IP stands for Internet Protocol. Ips are used by both public networks and private networks as a means to communicate between devices that are a part of the network. Regardless of the size of the network, from a small home network that you have set up to the Internet itself uses assigned IP addresses to determine just where information goes.

IP addresses have eight numbers that are assigned to a device that connects to the network. To make it a bit easier to understand what an IP address is, you can think of it like your own physical address at home. Only in this case, you are sending data to another address rather than a letter.

Today, there are two different types of IP addresses – IPv4 and IPv6. IPv4 is the most common type of IP address today, but it’s quite likely that more and more addresses in the future will be IPv6 because it can support far more IP addresses than IPv4. The IPv4 addresses are 32-bit and utilize dotted decimal notation, while the IPv6 addresses are 128 bits and use hexadecimal notation.

IPv4 addresses are separated into five different classes – A, B, C, D, and E. Each of these classes are used for different purposes. Class A addresses are generally used by extremely large companies, while Class B is for use with medium-sized companies. Small companies will likely have Class C addresses. Class D is used for multicast addressing, and Class E is used for scientific studies.


A gateway is a node in a computer network, and it is a stopping point for data that is traveling to or from other networks. The gateway allows for communication and the transference of data between networks. In a business setting, the gateway is typically a computer that will route traffic from a computer or server in the workplace to an outside network. At home, the gateway would be the modem that connects you to the Internet service provider that provides access to the network.

It’s important to understand the difference between gateways and routers. A gateway will regulate traffic between dissimilar networks, while a router will regulate the traffic between analogous networks.


A subnet, or sub-network, is essentially a small network that is a part of a larger network. The main purpose of a subnet like a broadcast domain is to provide communication between devices on a data network. It does this through the MAC addresses on those devices. The main purpose of a subnet is to help relieve congestion in a network, which can help to increase performance.

A subnet mask will look similar to an IP address, but it features four 8-bit numbers that are separated by periods.


DNS stands for Domain Name System, and it helps to convert domain names that are readable by humans into IP addresses, which are used by computers. Computers don’t communicate with one another using standard “human language”. Instead, they use numbers. When you enter a domain into a browser, it will convert it into numbers, so it can connect to the website that you want to visit.

A DNS server is a computer server that has a database of public IP addresses and their hostnames. DNS servers are often configured on a router or a computer when connecting to an ISP. There are two DNS servers configured to provide redundancy if one of them fails for some reason.

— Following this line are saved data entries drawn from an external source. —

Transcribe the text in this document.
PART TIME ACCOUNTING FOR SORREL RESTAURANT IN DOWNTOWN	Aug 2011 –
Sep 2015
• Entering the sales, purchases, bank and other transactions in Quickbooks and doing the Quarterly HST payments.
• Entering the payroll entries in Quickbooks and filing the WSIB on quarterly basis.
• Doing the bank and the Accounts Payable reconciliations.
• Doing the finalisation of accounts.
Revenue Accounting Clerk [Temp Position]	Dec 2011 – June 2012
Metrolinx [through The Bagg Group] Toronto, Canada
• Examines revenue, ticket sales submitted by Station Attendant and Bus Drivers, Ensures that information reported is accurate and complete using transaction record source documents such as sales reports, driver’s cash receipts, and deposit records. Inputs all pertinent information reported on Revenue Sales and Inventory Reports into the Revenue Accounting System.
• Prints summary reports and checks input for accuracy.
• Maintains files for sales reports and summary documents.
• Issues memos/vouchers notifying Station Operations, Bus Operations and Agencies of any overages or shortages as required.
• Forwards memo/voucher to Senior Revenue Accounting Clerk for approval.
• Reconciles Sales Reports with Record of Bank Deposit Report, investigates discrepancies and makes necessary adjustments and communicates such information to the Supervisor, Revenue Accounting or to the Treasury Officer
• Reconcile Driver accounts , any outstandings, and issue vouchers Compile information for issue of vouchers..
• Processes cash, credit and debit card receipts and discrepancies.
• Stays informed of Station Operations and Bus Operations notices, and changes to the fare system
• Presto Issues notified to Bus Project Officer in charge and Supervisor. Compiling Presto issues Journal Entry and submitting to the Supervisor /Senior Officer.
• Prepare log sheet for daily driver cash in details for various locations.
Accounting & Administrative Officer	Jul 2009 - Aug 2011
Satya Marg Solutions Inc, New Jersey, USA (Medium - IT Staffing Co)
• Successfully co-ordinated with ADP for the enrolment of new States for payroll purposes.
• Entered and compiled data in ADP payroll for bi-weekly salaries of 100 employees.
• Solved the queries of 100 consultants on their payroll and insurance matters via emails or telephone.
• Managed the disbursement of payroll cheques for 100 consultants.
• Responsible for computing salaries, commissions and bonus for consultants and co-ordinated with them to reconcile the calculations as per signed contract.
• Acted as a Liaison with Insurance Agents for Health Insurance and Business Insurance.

On a Windows PC, you can use the “dnslookup” command to quester your DNS server and get any information that you might need.

Finding What You Need

Depending on the device you are using, there will be different ways to find your IP, subnet mask, DNS, and gateway. Often, you can find the IP addresses in the network settings of your device.

If you are using Windows, you can also click the Start button and enter “cmd” in the search box. Press Enter to see a list of results including Command Prompt. Click on that and then click on Run as Administrator. Click Continue and type “ipconfig” and press enter. You should then see the IP address, the subnet mask, and the default gateway.

Always take the time to familiarize yourself with the equipment you are using, so you know how to find all of this information quickly and easily.